The Navy, meanwhile, is caught between present necessity and future aspiration. The next-generation SSN(X) attack submarine promises the speed, quieting, and advanced sonar needed for the 2040s threat environment, but shipyards are struggling to produce enough Virginia-class boats right now. The pragmatic course is to maximize Virginia builds while methodically developing SSN(X) — but that requires patience the strategic environment may not permit.
The Air Force is restructuring acquisition offices and investing $3.1 billion in F-15EX fighters and $750 million toward the F/A-XX next-generation fighter milestone decision. The Space Force is pushing for personnel growth to support new missions, though the details remain thin.
Defense Innovation: Same Barriers, New Vocabulary
Austin DeLorme, reflecting on nearly a decade since the AFWERX standup, offers a sobering assessment. In 2016, nearly 1,000 people across government, technology, and the investment community identified three barriers to scaling defense innovation: access to people, problems, and data; long contracting timelines; and requirements specificity. Those same barriers persist today.
Here we are, almost ten years later still talking about the same things. This has been cause for reflection. Did AFWERX matter?
DeLorme argues that AFWERX did catalyze capital and connect a generation of defense technology founders to the mission. But the returns may not come fast enough. If companies cannot transition and scale, capital will move elsewhere. The one hopeful sign DeLorme identifies is that requirements reform is finally being discussed alongside acquisition reform, rather than as separate problems.

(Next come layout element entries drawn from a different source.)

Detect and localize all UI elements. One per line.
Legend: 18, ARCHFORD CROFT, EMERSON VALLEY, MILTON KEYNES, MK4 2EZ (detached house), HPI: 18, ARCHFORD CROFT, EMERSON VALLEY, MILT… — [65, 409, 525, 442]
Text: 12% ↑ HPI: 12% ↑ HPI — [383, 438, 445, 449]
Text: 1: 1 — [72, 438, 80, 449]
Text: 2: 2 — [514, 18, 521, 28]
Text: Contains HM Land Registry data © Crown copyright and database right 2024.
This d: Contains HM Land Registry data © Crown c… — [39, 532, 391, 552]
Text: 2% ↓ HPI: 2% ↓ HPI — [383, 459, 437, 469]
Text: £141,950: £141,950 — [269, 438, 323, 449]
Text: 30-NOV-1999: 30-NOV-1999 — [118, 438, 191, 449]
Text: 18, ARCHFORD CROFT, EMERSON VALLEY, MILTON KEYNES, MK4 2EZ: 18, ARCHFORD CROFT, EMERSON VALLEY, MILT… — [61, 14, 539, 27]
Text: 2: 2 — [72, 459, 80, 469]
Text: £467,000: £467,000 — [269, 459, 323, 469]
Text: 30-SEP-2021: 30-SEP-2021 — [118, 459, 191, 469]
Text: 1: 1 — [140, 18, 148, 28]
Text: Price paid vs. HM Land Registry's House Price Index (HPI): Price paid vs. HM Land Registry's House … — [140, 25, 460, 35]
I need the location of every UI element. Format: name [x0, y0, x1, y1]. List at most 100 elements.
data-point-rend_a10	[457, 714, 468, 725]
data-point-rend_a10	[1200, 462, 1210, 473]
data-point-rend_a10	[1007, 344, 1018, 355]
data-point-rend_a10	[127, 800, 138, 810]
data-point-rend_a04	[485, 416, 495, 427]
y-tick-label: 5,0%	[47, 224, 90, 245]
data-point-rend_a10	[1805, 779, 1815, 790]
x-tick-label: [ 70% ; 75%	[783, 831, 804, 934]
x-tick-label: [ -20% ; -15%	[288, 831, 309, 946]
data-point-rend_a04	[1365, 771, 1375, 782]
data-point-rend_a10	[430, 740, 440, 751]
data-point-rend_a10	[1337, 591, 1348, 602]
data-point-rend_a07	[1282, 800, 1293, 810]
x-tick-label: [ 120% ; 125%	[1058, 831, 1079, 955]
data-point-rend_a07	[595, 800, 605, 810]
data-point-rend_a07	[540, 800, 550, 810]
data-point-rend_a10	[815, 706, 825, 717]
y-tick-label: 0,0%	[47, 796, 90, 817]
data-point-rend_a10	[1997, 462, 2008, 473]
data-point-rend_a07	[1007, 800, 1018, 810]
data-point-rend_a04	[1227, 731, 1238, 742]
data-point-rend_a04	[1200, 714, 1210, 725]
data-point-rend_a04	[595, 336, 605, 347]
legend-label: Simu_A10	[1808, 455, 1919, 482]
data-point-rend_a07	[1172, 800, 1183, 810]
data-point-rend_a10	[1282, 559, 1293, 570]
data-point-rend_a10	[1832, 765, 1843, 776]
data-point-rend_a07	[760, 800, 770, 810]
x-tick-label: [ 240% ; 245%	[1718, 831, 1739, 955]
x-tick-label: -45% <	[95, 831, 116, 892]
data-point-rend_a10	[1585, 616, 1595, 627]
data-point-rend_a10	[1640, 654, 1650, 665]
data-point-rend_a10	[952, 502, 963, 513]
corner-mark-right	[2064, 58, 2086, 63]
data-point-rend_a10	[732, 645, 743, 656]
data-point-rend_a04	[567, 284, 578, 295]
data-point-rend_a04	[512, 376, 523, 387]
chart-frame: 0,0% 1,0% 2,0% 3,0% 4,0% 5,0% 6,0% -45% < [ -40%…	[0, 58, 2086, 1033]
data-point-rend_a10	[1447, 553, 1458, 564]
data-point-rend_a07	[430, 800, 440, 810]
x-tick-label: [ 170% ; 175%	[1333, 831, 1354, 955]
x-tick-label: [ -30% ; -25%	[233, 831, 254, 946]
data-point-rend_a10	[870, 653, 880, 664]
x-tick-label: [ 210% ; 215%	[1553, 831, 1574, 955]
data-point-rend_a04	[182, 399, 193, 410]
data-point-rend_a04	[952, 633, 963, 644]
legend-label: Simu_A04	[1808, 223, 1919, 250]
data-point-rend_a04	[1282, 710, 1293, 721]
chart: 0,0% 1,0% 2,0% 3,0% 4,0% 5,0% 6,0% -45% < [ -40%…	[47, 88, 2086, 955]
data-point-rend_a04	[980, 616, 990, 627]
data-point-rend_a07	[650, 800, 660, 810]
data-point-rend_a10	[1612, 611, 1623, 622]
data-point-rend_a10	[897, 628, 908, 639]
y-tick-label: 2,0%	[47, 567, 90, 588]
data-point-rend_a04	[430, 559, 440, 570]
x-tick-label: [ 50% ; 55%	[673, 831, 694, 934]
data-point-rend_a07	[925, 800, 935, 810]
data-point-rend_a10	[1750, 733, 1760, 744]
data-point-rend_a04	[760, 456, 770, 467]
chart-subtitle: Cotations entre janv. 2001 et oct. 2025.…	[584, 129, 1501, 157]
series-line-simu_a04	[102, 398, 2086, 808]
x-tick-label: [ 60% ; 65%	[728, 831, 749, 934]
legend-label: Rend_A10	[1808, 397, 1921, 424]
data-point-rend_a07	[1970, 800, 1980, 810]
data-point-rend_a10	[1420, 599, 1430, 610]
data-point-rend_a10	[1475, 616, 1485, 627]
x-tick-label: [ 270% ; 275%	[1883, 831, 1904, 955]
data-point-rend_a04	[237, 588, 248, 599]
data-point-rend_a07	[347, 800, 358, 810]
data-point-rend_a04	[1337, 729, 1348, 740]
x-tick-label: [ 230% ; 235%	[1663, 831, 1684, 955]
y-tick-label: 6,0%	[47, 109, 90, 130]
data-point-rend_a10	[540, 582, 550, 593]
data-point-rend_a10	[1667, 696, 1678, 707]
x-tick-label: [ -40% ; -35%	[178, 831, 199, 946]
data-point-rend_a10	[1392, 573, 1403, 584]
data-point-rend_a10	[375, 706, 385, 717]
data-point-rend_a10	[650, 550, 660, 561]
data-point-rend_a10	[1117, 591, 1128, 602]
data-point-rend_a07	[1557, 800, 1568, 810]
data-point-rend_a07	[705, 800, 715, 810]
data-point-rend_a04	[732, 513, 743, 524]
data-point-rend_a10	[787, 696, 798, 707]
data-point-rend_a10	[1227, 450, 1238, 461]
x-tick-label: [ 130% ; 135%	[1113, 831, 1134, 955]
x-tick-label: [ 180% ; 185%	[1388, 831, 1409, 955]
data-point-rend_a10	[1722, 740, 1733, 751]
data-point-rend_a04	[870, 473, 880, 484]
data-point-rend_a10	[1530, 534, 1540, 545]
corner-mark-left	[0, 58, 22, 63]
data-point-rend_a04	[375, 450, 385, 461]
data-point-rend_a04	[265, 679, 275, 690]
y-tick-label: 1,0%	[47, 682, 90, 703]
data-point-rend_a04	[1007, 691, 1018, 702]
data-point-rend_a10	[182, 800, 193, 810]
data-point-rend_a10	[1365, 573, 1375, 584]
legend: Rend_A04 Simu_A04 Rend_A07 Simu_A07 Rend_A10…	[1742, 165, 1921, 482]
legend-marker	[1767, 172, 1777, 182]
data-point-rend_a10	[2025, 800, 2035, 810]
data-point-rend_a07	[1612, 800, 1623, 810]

Ben Van Roo pushes this further with an analysis of outcomes-based contracting. The sharpest insight: AI does not just change what gets built, it changes where value lands. For two decades, defense software vendors sold platforms — nouns. AI modularizes the verb. Companies like Waymo do not sell driving platforms; they drive. This restructuring threatens systems integrators whose economic model depends on headcount, a model that collapses when AI agents deliver outcomes with an order of magnitude fewer people.
Bottom Line
This edition of Defense Tech and Acquisition captures the defense establishment at an inflection point. The Anthropic confrontation is the most visible symptom of a deeper confusion: the Pentagon simultaneously demands commercial AI capability and punishes companies that set conditions on its use. The EdgeRunner data showing 98% refusal rates on military queries suggests the entire debate may be about technology that is not yet fit for purpose.
The reconciliation spending is real money aimed at real gaps, particularly in shipbuilding, munitions, and missile defense. Whether the industrial base can absorb $152 billion in a single fiscal year remains to be seen. The SBIR reauthorization through 2031 provides small businesses with needed certainty, even as the same structural barriers to technology transition persist after a decade of reform efforts.
The most important thread running through every section is speed. The Army wants drones now. The Navy wants ships faster. Acquisition offices are reorganizing around velocity. But as Christopher Denzel's planning analysis warns, speed without judgment is not an advantage. It is a liability.